Duecentodieci bambini soldato sono stati liberati il 20 maggio dai gruppi armati in Sud Sudan, è il terzo rilascio di un gruppo di minori avvenuto nel 2018, ma qui termina la buona notizia. L’Unicef stima infatti che rimangono ancora altri 19mila bambini reclutati come soldati nel Paese. Con la guerra che dura ormai da cinque anni e all’orizzonte poche speranze reali per una soluzione, mentre i colloqui per la pace sono in stallo, nessuno sa come e quando terminerà il conflitto scoppiato nel dicembre del 2013.
Nonostante l’Onu abbia emanato protocolli per mettere fine a reclutamenti tra i minori, nel mondo decine di migliaia i bambini stanno imbracciando un fucile. Molti di loro vivono nel Sud Sudan, uno Stato dove «la cessazione delle ostilità è una finzione, il processo di pace finora non ha prodotto niente, l’economia è collassata, le persone vanno incontro a sofferenze inimmaginabili», ha detto Mark Lowcock, capo ufficio delle Nazioni Unite per il coordinamento degli affari umanitari, in visita nel Paese.
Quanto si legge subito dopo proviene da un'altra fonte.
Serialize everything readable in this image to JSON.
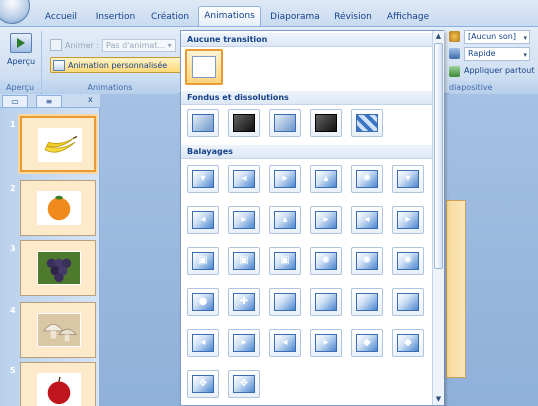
{
  "tabs": [
    {
      "label": "Accueil",
      "active": false
    },
    {
      "label": "Insertion",
      "active": false
    },
    {
      "label": "Création",
      "active": false
    },
    {
      "label": "Animations",
      "active": true
    },
    {
      "label": "Diaporama",
      "active": false
    },
    {
      "label": "Révision",
      "active": false
    },
    {
      "label": "Affichage",
      "active": false
    }
  ],
  "ribbon": {
    "apercu": {
      "label": "Aperçu",
      "group": "Aperçu"
    },
    "animations_group": {
      "animer_label": "Animer :",
      "animer_value": "Pas d'animat...",
      "custom_animation": "Animation personnalisée",
      "group": "Animations"
    },
    "transition": {
      "sound_value": "[Aucun son]",
      "speed_value": "Rapide",
      "apply_all": "Appliquer partout",
      "group": "diapositive"
    }
  },
  "panel": {
    "tab_slides": "",
    "tab_outline": "",
    "close": "x"
  },
  "slides": [
    {
      "number": "1",
      "subject": "bananas",
      "selected": true
    },
    {
      "number": "2",
      "subject": "orange",
      "selected": false
    },
    {
      "number": "3",
      "subject": "grapes",
      "selected": false
    },
    {
      "number": "4",
      "subject": "mushrooms",
      "selected": false
    },
    {
      "number": "5",
      "subject": "apple",
      "selected": false
    }
  ],
  "gallery": {
    "section_none": "Aucune transition",
    "section_fades": "Fondus et dissolutions",
    "section_wipes": "Balayages",
    "fades": [
      "fade-smooth",
      "fade-through-black",
      "cut",
      "cut-through-black",
      "dissolve"
    ],
    "wipes_rows": [
      [
        "wipe-down",
        "wipe-left",
        "wipe-right",
        "wipe-up",
        "wheel-4",
        "wheel-down"
      ],
      [
        "push-left",
        "push-right",
        "uncover-up",
        "uncover-up-right",
        "cover-down-left",
        "cover-down-right"
      ],
      [
        "box-in",
        "box-out",
        "box-expand",
        "clock-wedge",
        "clock-wheel",
        "wheel-8"
      ],
      [
        "shape-circle",
        "shape-plus",
        "split-horizontal-in",
        "split-horizontal-out",
        "split-vertical-in",
        "split-vertical-out"
      ],
      [
        "strips-left-down",
        "strips-right-down",
        "strips-left-up",
        "strips-right-up",
        "shape-diamond",
        "shape-diamond-in"
      ],
      [
        "zoom-in",
        "zoom-and-rotate"
      ]
    ]
  },
  "colors": {
    "ribbon_bg": "#d1e0f2",
    "accent_text": "#15428b",
    "selected_orange": "#e89b32",
    "slide_bg": "#fdeacb"
  },
  "icons": {
    "apercu": "play-preview-icon",
    "sound": "sound-icon",
    "speed": "speed-icon",
    "apply_all": "apply-all-icon"
  }
}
Un Paese, ricordiamo, vittima di epidemie e di una carestia costante.
Quest’anno, in totale, 806 bambini soldato sono stati sottratti ai gruppi armati attivi nel Sud Sudan. «Altri mille verranno liberati nei prossimi mesi» ha assicurato Farham Haq, portavoce delle Nazioni Unite. Ma non è solo la violenza delle milizie che contribuisce a creare i bambini soldato. È anche la fame e la miseria. «Non tutti i bambini sono reclutati, molti si uniscono ai gruppi armati perché pensano non ci sia altra opzione» ha detto Mahimbo Mdoe, rappresentante Unicef, che ad aprile, per un altro rilascio aveva ribadito che «il processo di reintegrazione è delicato, dobbiamo garantirlo ai bambini».
Per recuperare i piccoli e farli tornare alla vita normale per tre mesi verranno seguiti con un programma speciale di educazione. Non è facile. A febbraio, altri 300 bambini erano tornati alla vita di prima, dopo una cerimonia conosciuta come “l’abbandono delle armi”, un momento più simbolico che altro, in cui si svestono dalla divisa e indossano abiti civili. Serve anche questo per superare un momento così drammatico della propria vita. Se per le ragazze essere reclutate spesso vuol dire stupro e violenza, matrimoni e gravidanze forzate, per i ragazzi significa essere obbligati ad uccidere, spiare membri della loro famiglia o essere costretti al cannibalismo. «I traumi da superare sono immensi» ha detto Mdoe.
Secondo l’ultimo report dell’IPC, Food security Phase Classification, Unicef e Fao, le cifre, per le migliaia di persone rimaste senza alcuna fonte di cibo, in Sud Sudan parlano di una catastrofe umanitaria. Secondo gli ultimi dati, che risalgono al 2017, ci sono 4.8 milioni di persone in emergenza, il doppio rispetto all’anno precedente. Per gennaio 2018 le previsioni allora parlavano di 5 milioni. Tra loro oltre un milione di bambini sotto i cinque anni è a rischio malnutrizione, 300mila ad alto rischio di morte.
A causa del conflitto tra il presidente Salva Kiir e il suo ex alleato e vice presidente Rieck Machar, il conflitto in Sud Sudan continua costantemente dal 2013. Sono oltre 4 milioni i profughi e oltre 50mila le vittime stimate.
Nel 2015, 1775 bambini soldato sono stati liberati, ma il reclutamento non si è mai fermato. E infatti il Sud Sudan è uno dei Paesi al mondo con il più alto numero di bambini arruolati, come si può vedere dalla mappa di Child soldiers.
Nel 2000 l’Assemblea generale delle Nazioni Unite aveva adottato un protocollo per mettere fine ai reclutamenti e nel 2014 è stata lanciata una campagna globale per liberare tutti i bambini dai campi di battaglia. C’è stato qualche successo, le Nazioni Unite sostengono che 115mila bambini sono stati liberati globalmente dal 2000, ma in nazioni devastate dalla guerra come Yemen, Iraq, Sud Sudan i numeri stanno crescendo, si leggeva in una inchiesta della fine del 2017 nel Washington Post.
Se a casa non hanno più le loro famiglie, massacrate da una tribù rivale, se non trovano una fonte di sostentamento, se non scorgono alternative di vita futura, i bambini diventati grandi tornano dai loro carnefici d’infanzia, si uniscono volontariamente a milizie armate etniche, paramilitari, gruppi ribelli, militari ufficiali. E le Ong che si occupano di loro hanno una formula in questi casi: scrivono accanto al loro nome “re-recruited”, ri-reclutati.